Budget issues continue to force officials to seek ways to cut their health care bills, especially for retirees. Massachusetts and California are the latest to seek solutions to these inflating costs.
Reuters: Massachusetts Governor Seeks To Revamp Retiree Health Care
Massachusetts Governor Deval Patrick said on Friday that he will file legislation to overhaul benefits for public retirees, including a proposal to double the number of years an employee would have to serve to be eligible. The bill would require most current employees of the state and its cities, towns and school districts to work for 20 years instead of 10 years to become eligible for health benefits when they retire (Russ, 1/11).
Los Angeles Times: California's Debt Still A Heavy Cloud Over State's Future
Gov.
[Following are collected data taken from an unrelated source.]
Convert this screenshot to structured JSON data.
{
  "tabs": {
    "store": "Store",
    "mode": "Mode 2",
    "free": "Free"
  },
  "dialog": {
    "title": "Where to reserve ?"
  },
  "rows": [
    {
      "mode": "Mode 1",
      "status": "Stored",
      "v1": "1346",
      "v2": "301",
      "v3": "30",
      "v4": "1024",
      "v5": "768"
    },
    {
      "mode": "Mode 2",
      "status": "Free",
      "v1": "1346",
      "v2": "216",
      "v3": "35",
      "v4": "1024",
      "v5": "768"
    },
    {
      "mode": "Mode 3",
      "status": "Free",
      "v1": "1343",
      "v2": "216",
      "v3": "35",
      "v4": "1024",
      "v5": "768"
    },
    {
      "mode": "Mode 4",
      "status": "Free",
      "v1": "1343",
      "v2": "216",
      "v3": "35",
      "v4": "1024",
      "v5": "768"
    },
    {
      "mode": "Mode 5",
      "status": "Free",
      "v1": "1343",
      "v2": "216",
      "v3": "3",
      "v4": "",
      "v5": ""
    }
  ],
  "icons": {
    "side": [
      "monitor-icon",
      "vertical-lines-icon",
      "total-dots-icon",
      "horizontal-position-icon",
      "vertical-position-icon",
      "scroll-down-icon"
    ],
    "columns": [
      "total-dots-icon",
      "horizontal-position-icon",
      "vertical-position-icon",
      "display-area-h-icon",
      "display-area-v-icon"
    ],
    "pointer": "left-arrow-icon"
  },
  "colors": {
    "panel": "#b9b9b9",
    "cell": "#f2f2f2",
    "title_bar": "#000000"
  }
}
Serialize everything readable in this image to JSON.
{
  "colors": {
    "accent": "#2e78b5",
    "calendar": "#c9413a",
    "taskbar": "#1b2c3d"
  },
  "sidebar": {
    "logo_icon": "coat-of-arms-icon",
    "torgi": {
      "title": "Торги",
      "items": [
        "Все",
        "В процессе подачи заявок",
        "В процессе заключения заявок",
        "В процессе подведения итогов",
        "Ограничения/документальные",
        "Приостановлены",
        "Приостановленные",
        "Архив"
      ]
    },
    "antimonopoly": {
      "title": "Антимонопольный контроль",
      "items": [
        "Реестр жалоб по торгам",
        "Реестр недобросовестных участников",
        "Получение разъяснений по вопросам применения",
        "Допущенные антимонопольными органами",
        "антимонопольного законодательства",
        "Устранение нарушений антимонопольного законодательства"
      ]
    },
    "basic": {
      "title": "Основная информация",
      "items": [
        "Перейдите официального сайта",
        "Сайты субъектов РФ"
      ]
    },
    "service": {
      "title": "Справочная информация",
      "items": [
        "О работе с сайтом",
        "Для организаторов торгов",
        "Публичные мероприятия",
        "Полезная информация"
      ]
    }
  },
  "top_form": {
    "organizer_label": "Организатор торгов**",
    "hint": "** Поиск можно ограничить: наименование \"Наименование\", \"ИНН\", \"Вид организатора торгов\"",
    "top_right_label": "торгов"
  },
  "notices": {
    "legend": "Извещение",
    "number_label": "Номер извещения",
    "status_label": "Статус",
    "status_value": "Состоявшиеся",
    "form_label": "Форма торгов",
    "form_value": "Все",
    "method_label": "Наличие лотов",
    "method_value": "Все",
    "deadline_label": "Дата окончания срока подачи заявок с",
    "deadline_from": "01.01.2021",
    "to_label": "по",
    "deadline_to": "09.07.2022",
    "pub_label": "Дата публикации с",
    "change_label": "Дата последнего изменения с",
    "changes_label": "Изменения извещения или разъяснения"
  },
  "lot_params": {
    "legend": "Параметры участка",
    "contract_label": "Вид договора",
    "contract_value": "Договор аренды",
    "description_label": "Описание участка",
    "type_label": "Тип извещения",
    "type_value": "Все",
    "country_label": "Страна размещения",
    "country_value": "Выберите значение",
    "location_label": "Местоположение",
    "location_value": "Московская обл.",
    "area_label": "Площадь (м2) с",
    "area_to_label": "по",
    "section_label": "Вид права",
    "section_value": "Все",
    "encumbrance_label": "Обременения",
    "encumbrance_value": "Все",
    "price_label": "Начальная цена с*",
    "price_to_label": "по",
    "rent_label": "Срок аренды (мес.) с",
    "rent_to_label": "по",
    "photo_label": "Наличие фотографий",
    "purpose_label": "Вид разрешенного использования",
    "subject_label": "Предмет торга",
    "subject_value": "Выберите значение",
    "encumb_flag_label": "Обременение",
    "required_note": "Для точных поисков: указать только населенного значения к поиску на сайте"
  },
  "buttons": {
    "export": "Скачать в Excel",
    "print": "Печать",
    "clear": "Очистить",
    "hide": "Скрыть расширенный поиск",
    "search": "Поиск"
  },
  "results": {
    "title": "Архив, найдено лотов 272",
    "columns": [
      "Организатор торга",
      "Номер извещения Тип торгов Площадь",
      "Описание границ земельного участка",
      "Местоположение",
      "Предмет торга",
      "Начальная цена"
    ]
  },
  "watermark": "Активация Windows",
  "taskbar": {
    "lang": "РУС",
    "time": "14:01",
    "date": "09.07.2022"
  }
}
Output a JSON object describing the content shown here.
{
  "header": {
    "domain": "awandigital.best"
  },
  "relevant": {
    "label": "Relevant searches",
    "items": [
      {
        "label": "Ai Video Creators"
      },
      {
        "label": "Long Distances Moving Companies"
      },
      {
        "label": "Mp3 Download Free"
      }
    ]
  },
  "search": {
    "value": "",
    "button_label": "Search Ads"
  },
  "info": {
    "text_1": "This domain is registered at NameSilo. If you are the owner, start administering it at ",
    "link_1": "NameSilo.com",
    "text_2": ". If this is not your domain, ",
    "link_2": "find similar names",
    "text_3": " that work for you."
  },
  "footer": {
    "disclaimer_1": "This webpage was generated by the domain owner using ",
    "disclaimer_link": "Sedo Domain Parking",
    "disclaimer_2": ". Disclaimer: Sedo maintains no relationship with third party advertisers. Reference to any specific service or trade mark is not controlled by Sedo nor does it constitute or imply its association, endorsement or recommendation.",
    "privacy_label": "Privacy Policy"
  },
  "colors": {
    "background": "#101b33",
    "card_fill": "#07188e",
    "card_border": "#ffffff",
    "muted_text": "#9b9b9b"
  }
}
Jerry Brown proclaimed last week that California, which now has enough cash to pay its day-to-day bills, can no longer be described by naysayers as a "failed state." But even though it appears to be free of the deficit that dogged the Capitol in recent years, the state is no model of financial health. … Sacramento is legally obligated to pay many billions of dollars withheld from schools, local governments and health care providers as lawmakers struggled repeatedly to balance the books. … And it has accumulated a crushing load of debt for retiree pensions and health care, now totaling more than taxpayers spend each year on all state programs combined (Halper and Megerian, 1/13).